É um cenário tão positivo que o governo poderia estar falando em coisas como redução do déficit primário, redução da dívida pública, redução de impostos e redistribuição da carga tributária. Só que não vai ser assim em ano eleitoral.
Tome-se a questão da folga no teto de gastos criada pela inflação. Esse não é um valor que o governo é obrigado a gastar. Como se trata de um teto, o mecanismo serve somente para limitar o gasto. Ele não é um piso. Mas a tendência em ano eleitoral é que a folga seja usada para o menos prioritário dos gastos, um reajuste para o funcionalismo.
O governo vem falando também em repaginar o Bolsa Família como forma de legitimar o gasto da folga no teto, o que não é correto. É possível melhorar o gasto social remanejando coisas que já existem, como o abono salarial – proposta refutada no ano passado pelo presidente Jair Bolsonaro – ou fazendo uma redução em benefícios fiscais.
Outro exemplo da agenda eleitoral é o projeto de reforma do Imposto de Renda. Seu princípio é eleitoral, o cumprimento da promessa de ajuste da tabela feita por Bolsonaro. Aparentemente, a correção foi feita a contragosto pela equipe econômica, já que a compensação da menor arrecadação é feita em parte com um limite para o uso da declaração simplificada de IR. Outro problema do projeto é que ele onera dividendos e investimentos que eram isentos de imposto sem permitir a redução de impostos sobre o consumo.
Parece que a equipe econômica deixou “gordura” suficiente no projeto do IR para que ele seja aprovado mais rapidamente no Congresso. É possível que uma redução na alíquota proposta sobre dividendos e a redução do IR sobre empresas sem escalonamento viabilizem a aprovação do projeto.
Uma alternativa melhor neste momento seria um projeto de IR desvinculado da questão da tabela e focado na tributação de dividendos e investimentos isentos, e atrelado a uma redução dos impostos sobre consumo.
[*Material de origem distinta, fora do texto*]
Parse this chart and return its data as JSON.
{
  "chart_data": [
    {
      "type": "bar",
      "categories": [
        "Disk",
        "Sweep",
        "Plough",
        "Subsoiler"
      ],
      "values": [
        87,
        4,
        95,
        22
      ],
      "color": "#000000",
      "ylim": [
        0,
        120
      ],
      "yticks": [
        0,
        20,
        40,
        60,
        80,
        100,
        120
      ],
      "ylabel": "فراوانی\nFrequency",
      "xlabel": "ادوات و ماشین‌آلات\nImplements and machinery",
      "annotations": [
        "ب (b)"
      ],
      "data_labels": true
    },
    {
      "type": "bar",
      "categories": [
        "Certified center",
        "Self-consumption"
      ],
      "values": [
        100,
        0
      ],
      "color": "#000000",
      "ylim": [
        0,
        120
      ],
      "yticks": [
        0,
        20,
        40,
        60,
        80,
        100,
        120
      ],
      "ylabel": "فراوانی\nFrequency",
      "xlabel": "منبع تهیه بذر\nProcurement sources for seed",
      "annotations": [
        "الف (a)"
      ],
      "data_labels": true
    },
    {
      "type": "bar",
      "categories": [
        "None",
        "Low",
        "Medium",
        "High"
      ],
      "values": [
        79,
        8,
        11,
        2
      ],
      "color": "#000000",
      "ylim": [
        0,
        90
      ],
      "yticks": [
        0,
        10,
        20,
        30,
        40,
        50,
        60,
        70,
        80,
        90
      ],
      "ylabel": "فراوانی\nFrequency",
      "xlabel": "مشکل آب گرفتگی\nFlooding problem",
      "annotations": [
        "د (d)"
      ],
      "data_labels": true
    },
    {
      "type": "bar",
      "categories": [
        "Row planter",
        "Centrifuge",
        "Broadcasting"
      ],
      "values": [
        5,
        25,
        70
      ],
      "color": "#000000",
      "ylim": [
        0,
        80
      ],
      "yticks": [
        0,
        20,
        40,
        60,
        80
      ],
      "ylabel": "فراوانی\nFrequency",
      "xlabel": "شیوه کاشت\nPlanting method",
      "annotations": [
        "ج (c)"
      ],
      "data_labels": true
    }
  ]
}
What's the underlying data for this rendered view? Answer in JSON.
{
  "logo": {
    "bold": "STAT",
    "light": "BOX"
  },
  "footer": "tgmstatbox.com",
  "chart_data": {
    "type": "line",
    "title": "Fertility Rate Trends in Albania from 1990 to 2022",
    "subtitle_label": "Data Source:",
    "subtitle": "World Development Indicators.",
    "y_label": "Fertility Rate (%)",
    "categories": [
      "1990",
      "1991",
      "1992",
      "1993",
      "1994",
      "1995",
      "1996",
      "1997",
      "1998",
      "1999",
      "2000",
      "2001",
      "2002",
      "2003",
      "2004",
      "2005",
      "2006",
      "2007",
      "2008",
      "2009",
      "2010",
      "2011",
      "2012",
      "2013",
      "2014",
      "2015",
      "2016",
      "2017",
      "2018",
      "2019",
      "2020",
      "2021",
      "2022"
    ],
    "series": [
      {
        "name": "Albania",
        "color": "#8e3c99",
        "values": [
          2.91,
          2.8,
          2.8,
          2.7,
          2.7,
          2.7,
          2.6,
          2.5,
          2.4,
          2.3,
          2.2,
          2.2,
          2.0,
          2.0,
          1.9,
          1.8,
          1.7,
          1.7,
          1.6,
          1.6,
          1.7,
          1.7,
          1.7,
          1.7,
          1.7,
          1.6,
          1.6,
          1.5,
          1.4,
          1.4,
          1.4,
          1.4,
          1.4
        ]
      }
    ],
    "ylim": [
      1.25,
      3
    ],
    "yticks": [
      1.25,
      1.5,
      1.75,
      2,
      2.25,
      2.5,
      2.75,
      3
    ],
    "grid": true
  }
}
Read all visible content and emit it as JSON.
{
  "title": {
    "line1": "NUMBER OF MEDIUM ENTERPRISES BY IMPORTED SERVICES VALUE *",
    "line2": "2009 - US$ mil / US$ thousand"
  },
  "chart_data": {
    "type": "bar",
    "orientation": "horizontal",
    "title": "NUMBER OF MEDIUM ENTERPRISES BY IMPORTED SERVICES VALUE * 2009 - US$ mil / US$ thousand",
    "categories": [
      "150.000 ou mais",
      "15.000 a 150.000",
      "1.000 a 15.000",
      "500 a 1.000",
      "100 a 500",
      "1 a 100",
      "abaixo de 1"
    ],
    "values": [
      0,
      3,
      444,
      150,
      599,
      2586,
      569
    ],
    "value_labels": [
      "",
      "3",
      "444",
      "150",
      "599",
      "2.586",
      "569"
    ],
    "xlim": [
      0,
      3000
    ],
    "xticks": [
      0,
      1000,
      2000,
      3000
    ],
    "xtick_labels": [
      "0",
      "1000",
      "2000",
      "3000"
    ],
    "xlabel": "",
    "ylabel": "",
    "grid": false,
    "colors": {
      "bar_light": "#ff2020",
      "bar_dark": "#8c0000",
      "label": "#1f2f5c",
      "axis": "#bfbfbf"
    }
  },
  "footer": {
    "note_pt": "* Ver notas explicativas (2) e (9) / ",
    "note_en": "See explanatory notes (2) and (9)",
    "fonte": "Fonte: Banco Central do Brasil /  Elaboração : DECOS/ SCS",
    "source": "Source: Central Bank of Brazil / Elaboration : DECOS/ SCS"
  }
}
Se isso avançasse junto com o projeto de unificação de tributos que tramita no Congresso, a alíquota única poderia ser menor, beneficiando todos os consumidores. A folga pequena fiscal ajudaria nesse processo porque mitigaria o risco arrecadatório na transição do sistema.
A correção da tabela, vista isoladamente, não é melhor do que uma redução dos impostos sobre o consumo, apesar de ser uma promessa de campanha. Talvez por isso mesmo a equipe econômica tenha proposto alterações no desconto simplificado. Aqui, a melhor saída seria uma correção menor da tabela e compensada apenas pelo “imposto inflacionário” – por não haver redução de tributo, não é preciso haver compensação com outras fontes de receita.
Para completar o cenário positivo, a Câmara aprovou na semana passada um projeto de lei que autoriza o Banco Central a receber depósitos voluntários dos bancos. Isso vai melhorar a gestão da dívida pública porque, com o tempo, o BC precisará de menos títulos públicos para gerir a política monetária. Ao mesmo tempo, o governo tem até setembro para apresentar seu plano para a redução à metade dos benefícios fiscais existentes, seguindo o que determina a PEC Emergencial. São dois fatos que jogam a favor do ajuste fiscal.
O cenário atual, portanto, permitiria o encaminhamento de reformas muito mais ousadas do que o governo e o Congresso parecem dispostos a fazer na esfera fiscal. Sem fazer populismo com a tabela do IR, sem aumentar salários funcionalismo e outros gastos, há espaço para manter o ajuste fiscal e fazer uma reforma que simplifique impostos, redirecione a carga tributária do consumo para a renda e até reduza levemente a carga tributária.